Comme les régions berbères appartiennent au bilad al-siba, les Juifs
se doivent d’obtenir la protection de chefs locaux et indépendants
du Sultan. Slouschz considère la situation des Juifs du bilad
al-siba à la manière de Foucauld : " à Tililit commence, pour les
Juifs, le pays du servage, on pourrait même dire de l’esclavage.

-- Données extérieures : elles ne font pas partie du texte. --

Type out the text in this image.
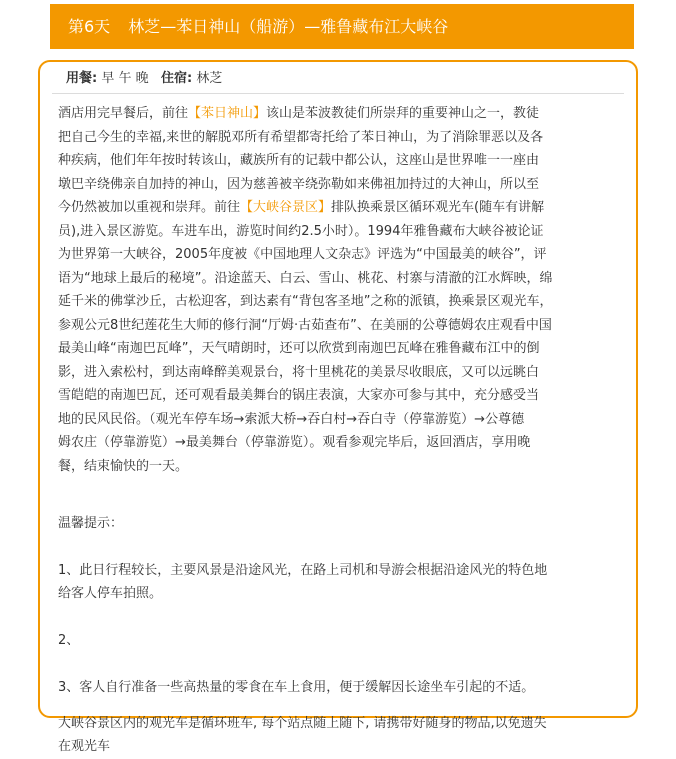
第6天 林芝—苯日神山（船游）—雅鲁藏布江大峡谷
用餐: 早 午 晚 住宿: 林芝
酒店用完早餐后，前往【苯日神山】该山是苯波教徒们所崇拜的重要神山之一，教徒
把自己今生的幸福,来世的解脱邓所有希望都寄托给了苯日神山，为了消除罪恶以及各
种疾病，他们年年按时转该山，藏族所有的记载中都公认，这座山是世界唯一一座由
墩巴辛绕佛亲自加持的神山，因为慈善被辛绕弥勒如来佛祖加持过的大神山，所以至
今仍然被加以重视和崇拜。前往【大峡谷景区】排队换乘景区循环观光车(随车有讲解
员),进入景区游览。车进车出，游览时间约2.5小时）。1994年雅鲁藏布大峡谷被论证
为世界第一大峡谷，2005年度被《中国地理人文杂志》评选为“中国最美的峡谷”，评
语为“地球上最后的秘境”。沿途蓝天、白云、雪山、桃花、村寨与清澈的江水辉映，绵
延千米的佛掌沙丘，古松迎客，到达素有“背包客圣地”之称的派镇，换乘景区观光车，
参观公元8世纪莲花生大师的修行洞“厅姆·古茹查布”、在美丽的公尊德姆农庄观看中国
最美山峰“南迦巴瓦峰”，天气晴朗时，还可以欣赏到南迦巴瓦峰在雅鲁藏布江中的倒
影，进入索松村，到达南峰醉美观景台，将十里桃花的美景尽收眼底，又可以远眺白
雪皑皑的南迦巴瓦，还可观看最美舞台的锅庄表演，大家亦可参与其中，充分感受当
地的民风民俗。（观光车停车场→索派大桥→吞白村→吞白寺（停靠游览）→公尊德
姆农庄（停靠游览）→最美舞台（停靠游览）。观看参观完毕后，返回酒店，享用晚
餐，结束愉快的一天。
温馨提示：
1、此日行程较长，主要风景是沿途风光，在路上司机和导游会根据沿途风光的特色地
给客人停车拍照。
2、
3、客人自行准备一些高热量的零食在车上食用，便于缓解因长途坐车引起的不适。
大峡谷景区内的观光车是循环班车, 每个站点随上随下, 请携带好随身的物品,以免遗失
在观光车
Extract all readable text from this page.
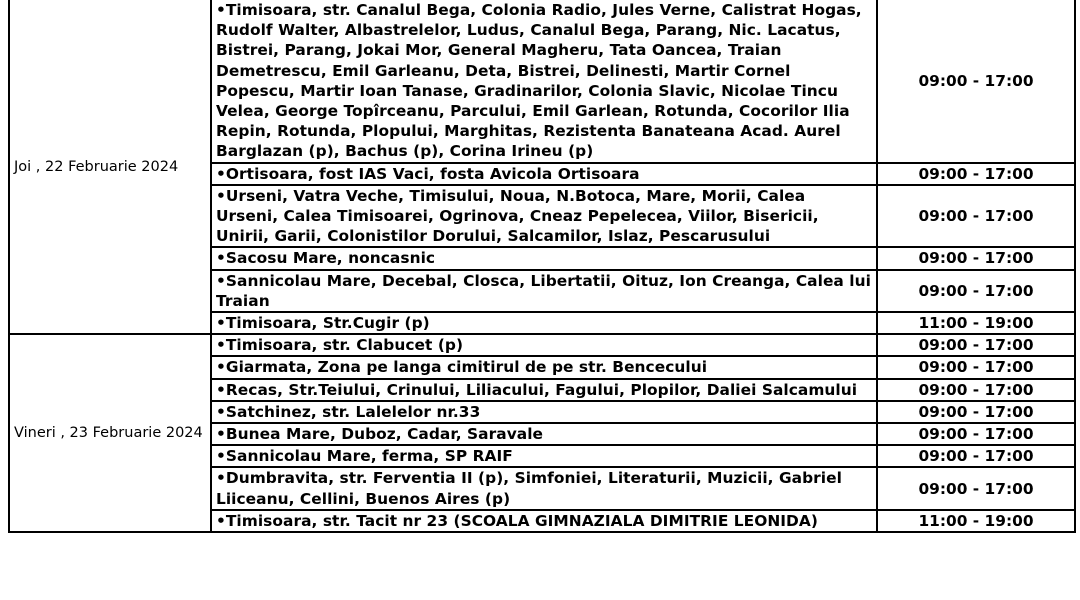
Joi , 22 Februarie 2024	•Timisoara, str. Canalul Bega, Colonia Radio, Jules Verne, Calistrat Hogas, Rudolf Walter, Albastrelelor, Ludus, Canalul Bega, Parang, Nic. Lacatus, Bistrei, Parang, Jokai Mor, General Magheru, Tata Oancea, Traian Demetrescu, Emil Garleanu, Deta, Bistrei, Delinesti, Martir Cornel Popescu, Martir Ioan Tanase, Gradinarilor, Colonia Slavic, Nicolae Tincu Velea, George Topîrceanu, Parcului, Emil Garlean, Rotunda, Cocorilor Ilia Repin, Rotunda, Plopului, Marghitas, Rezistenta Banateana Acad. Aurel Barglazan (p), Bachus (p), Corina Irineu (p)	09:00 - 17:00
	•Ortisoara, fost IAS Vaci, fosta Avicola Ortisoara	09:00 - 17:00
	•Urseni, Vatra Veche, Timisului, Noua, N.Botoca, Mare, Morii, Calea Urseni, Calea Timisoarei, Ogrinova, Cneaz Pepelecea, Viilor, Bisericii, Unirii, Garii, Colonistilor Dorului, Salcamilor, Islaz, Pescarusului	09:00 - 17:00
	•Sacosu Mare, noncasnic	09:00 - 17:00
	•Sannicolau Mare, Decebal, Closca, Libertatii, Oituz, Ion Creanga, Calea lui Traian	09:00 - 17:00
	•Timisoara, Str.Cugir (p)	11:00 - 19:00
Vineri , 23 Februarie 2024	•Timisoara, str. Clabucet (p)	09:00 - 17:00
	•Giarmata, Zona pe langa cimitirul de pe str. Bencecului	09:00 - 17:00
	•Recas, Str.Teiului, Crinului, Liliacului, Fagului, Plopilor, Daliei Salcamului	09:00 - 17:00
	•Satchinez, str. Lalelelor nr.33	09:00 - 17:00
	•Bunea Mare, Duboz, Cadar, Saravale	09:00 - 17:00
	•Sannicolau Mare, ferma, SP RAIF	09:00 - 17:00
	•Dumbravita, str. Ferventia II (p), Simfoniei, Literaturii, Muzicii, Gabriel Liiceanu, Cellini, Buenos Aires (p)	09:00 - 17:00
	•Timisoara, str. Tacit nr 23 (SCOALA GIMNAZIALA DIMITRIE LEONIDA)	11:00 - 19:00
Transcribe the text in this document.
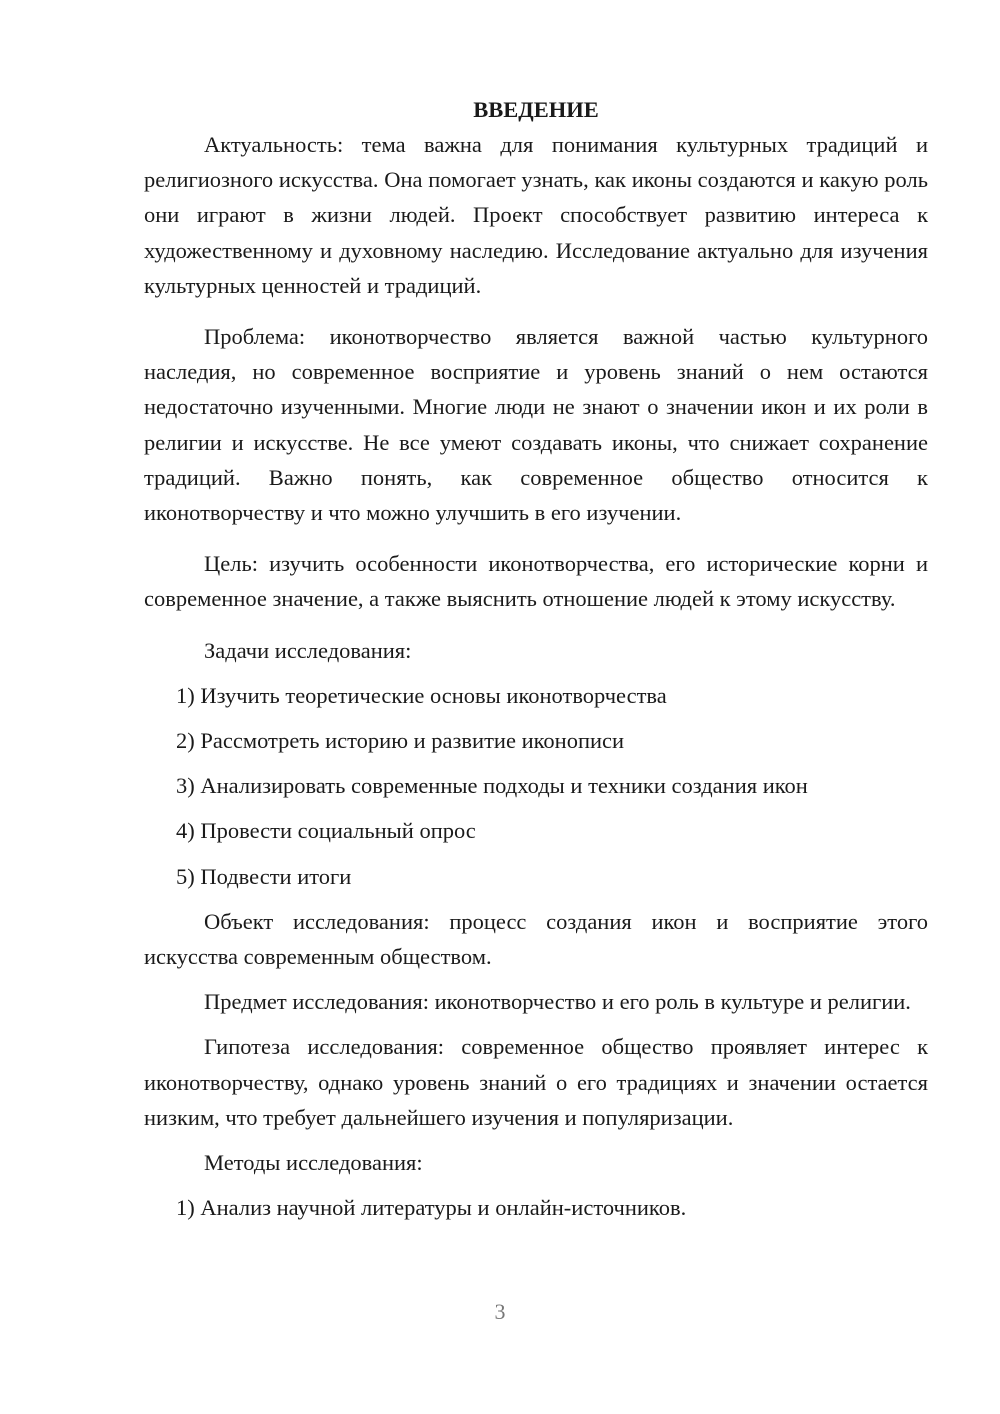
ВВЕДЕНИЕ

Актуальность: тема важна для понимания культурных традиций и религиозного искусства. Она помогает узнать, как иконы создаются и какую роль они играют в жизни людей. Проект способствует развитию интереса к художественному и духовному наследию. Исследование актуально для изучения культурных ценностей и традиций.

Проблема: иконотворчество является важной частью культурного наследия, но современное восприятие и уровень знаний о нем остаются недостаточно изученными. Многие люди не знают о значении икон и их роли в религии и искусстве. Не все умеют создавать иконы, что снижает сохранение традиций. Важно понять, как современное общество относится к иконотворчеству и что можно улучшить в его изучении.

Цель: изучить особенности иконотворчества, его исторические корни и современное значение, а также выяснить отношение людей к этому искусству.

Задачи исследования:

1) Изучить теоретические основы иконотворчества

2) Рассмотреть историю и развитие иконописи

3) Анализировать современные подходы и техники создания икон

4) Провести социальный опрос

5) Подвести итоги

Объект исследования: процесс создания икон и восприятие этого искусства современным обществом.

Предмет исследования: иконотворчество и его роль в культуре и религии.

Гипотеза исследования: современное общество проявляет интерес к иконотворчеству, однако уровень знаний о его традициях и значении остается низким, что требует дальнейшего изучения и популяризации.

Методы исследования:

1) Анализ научной литературы и онлайн-источников.

3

Tout ce que les Juifs possèdent appartient au Qaid, qui a droit de
vie et de mort sur ses sujets. Il peut les tuer en toute impunité,
il peut les vendre si tel est son désir... En échange de la perte de
tous ses droits, le juif jouit de la sécurité, que le maître lui
assure au risque de sa propre vie... Un Juif qui veut se marier doit
acheter sa future femme au sid auquel appartient le père de la fille
et qui est l’unique maître de son destin [19] ".
Les
études sur le Maroc des premières années du Protectorat français
soulignent les différences existant entre les régions contrôlées par
le Makhzen et les régions non soumises au contrôle du gouvernement
central : bilad al makhzen / bilad al-siba. Considérée comme une
division entre Arabes et Berbères, cette perception prédominante de
la société marocaine développée par les ethnographes coloniaux et
perpétuée – largement – par l’ethnographie post-coloniale, a été
sérieusement remise en question [17]. Peu d’attention a été accordée
à la façon dont ce dualisme simpliste entre makhzen et al-siba a
influencé les débats sur le judaïsme marocain
Parmi
les travaux et domaines d’études concernant le passé des Juifs
marocains, l’histoire des Juifs dans les régions à dominance berbère
occupe une très faible place. Cela provient en partie de la nature
fragmentaire des sources historiques provenant des zones rurales du
pays .
Comparée
à la documentation sur les Juifs parlant arabe, vivant dans les
régions urbaines du Maroc et qui ont produit un nombre considérable
d’écrits, les données historiques sur la vie des Juifs berbères ou
vivant parmi les Berbères, avant la période coloniale, sont très
éparses, presque toujours de seconde main, et sont souvent basées
sur des mythes d’origines et des légendes. Les voyageurs étrangers
en visite au Maroc dans la période pré-coloniale, qui ont établi,
quoique de façon inexacte, les listes des tribus et des " races " du
pays ont rarement fait la distinction entre Juifs berbérophones et
Juifs arabophones [2]. Les Juifs ont été considérés comme une
catégorie à part, aux côtés des Maures ou Andalous, des Arabes, des
Berbères et shleuh. Peu d’Européens ont voyagé à l’intérieur du
Maroc avant le XXe siècle, et ceux qui le firent, comme John
Davidson (qui fut tué) en rapportèrent des informations peu fiables.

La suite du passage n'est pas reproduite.